After the death of Sir John Lees in 1957 the whole 13 acre site was sold to Dorset Council for £10,500. The manor house was converted into a comprehensive school, and is still used for that today. The lodge and land are used for caravans and camping, and the stables and courtyard are used as a craft centre and Dylan's cafe. Caravan site customers are offered a free tea or coffee here and a free bottle of wine with a meal at the local pub, St. Peter's Finger, on the edge of the estate.

The whole site is maintained in a pristine condition. The above telephone kiosk has been converted for use as a lending library and book swap.

The main camping field for tents is just to the left of the entrance.
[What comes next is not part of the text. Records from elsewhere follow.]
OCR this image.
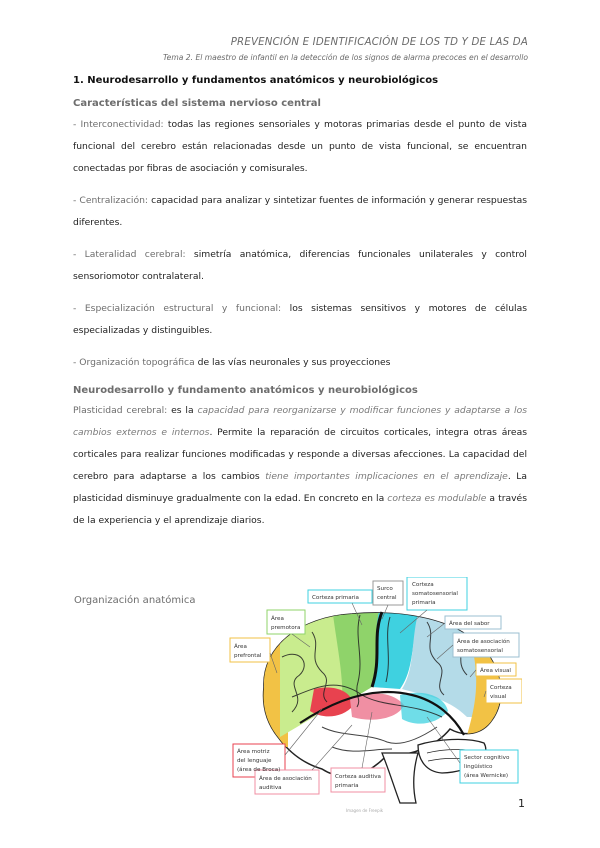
PREVENCIÓN E IDENTIFICACIÓN DE LOS TD Y DE LAS DA
Tema 2. El maestro de infantil en la detección de los signos de alarma precoces en el desarrollo
1. Neurodesarrollo y fundamentos anatómicos y neurobiológicos
Características del sistema nervioso central

- Interconectividad: todas las regiones sensoriales y motoras primarias desde el punto de vista funcional del cerebro están relacionadas desde un punto de vista funcional, se encuentran conectadas por fibras de asociación y comisurales.

- Centralización: capacidad para analizar y sintetizar fuentes de información y generar respuestas diferentes.

- Lateralidad cerebral: simetría anatómica, diferencias funcionales unilaterales y control sensoriomotor contralateral.

- Especialización estructural y funcional: los sistemas sensitivos y motores de células especializadas y distinguibles.

- Organización topográfica de las vías neuronales y sus proyecciones

Neurodesarrollo y fundamento anatómicos y neurobiológicos

Plasticidad cerebral: es la capacidad para reorganizarse y modificar funciones y adaptarse a los cambios externos e internos. Permite la reparación de circuitos corticales, integra otras áreas corticales para realizar funciones modificadas y responde a diversas afecciones. La capacidad del cerebro para adaptarse a los cambios tiene importantes implicaciones en el aprendizaje. La plasticidad disminuye gradualmente con la edad. En concreto en la corteza es modulable a través de la experiencia y el aprendizaje diarios.

Organización anatómica	Corteza primaria
Surco
central
Corteza
somatosensorial
primaria
Área
premotora
Área del sabor
Área de asociación
somatosensorial
Área
prefrontal
Área visual
Corteza
visual
Área motriz
del lenguaje
(área de Broca)
Sector cognitivo
lingüístico
(área Wernicke)
Área de asociación
auditiva
Corteza auditiva
primaria
Imagen de Freepik
1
Chickens kept on site opposite the lodge provide a supply of fresh eggs for the site shop. Fresh baked bread is also delivered daily. Other provisions and a small range of caravan accessories are also sold in the site shop. Daily newspapers are also available.

This is our pitch. We have now taken down the awning and packed up the bikes ready for our departure tomorrow morning. This site, off Dorchester Road, Lytchett Minster, Dorset, is highly recommended. It is an AA 5 pennant site and allows very easy access by whatever your choice of transport to the wider area.

Thursday, 31 July 2014

Swanage And Corfe Castle.

Today was yet another fine day, so it was off to the site entrance to catch the number 40 bus in the opposite direction for a day out in Swanage. Again, due to the weather, it was quite busy, but no problem for us as we arrived by bus and didn't have to find a parking spot,

There is a Punch and Judy show on the beach. This very same show was here back in 1985, the last time we were here with our (then) young family.

Above is for comparison purposes only, for the 1976 photo I posted yesterday in the same area. This is what 38 years doing an uphill paper round does to you. The only thing that is the same is the watch. If you look at the 1976 image on yesterday's post you will see it is the same one - bought by my parents for my 21st birthday in 1975.

Also not to be missed while visiting here is the Purbeck steam railway, which terminates at Swanage Station.

With stunning countryside and Corfe Castle on the journey to and from our destination today.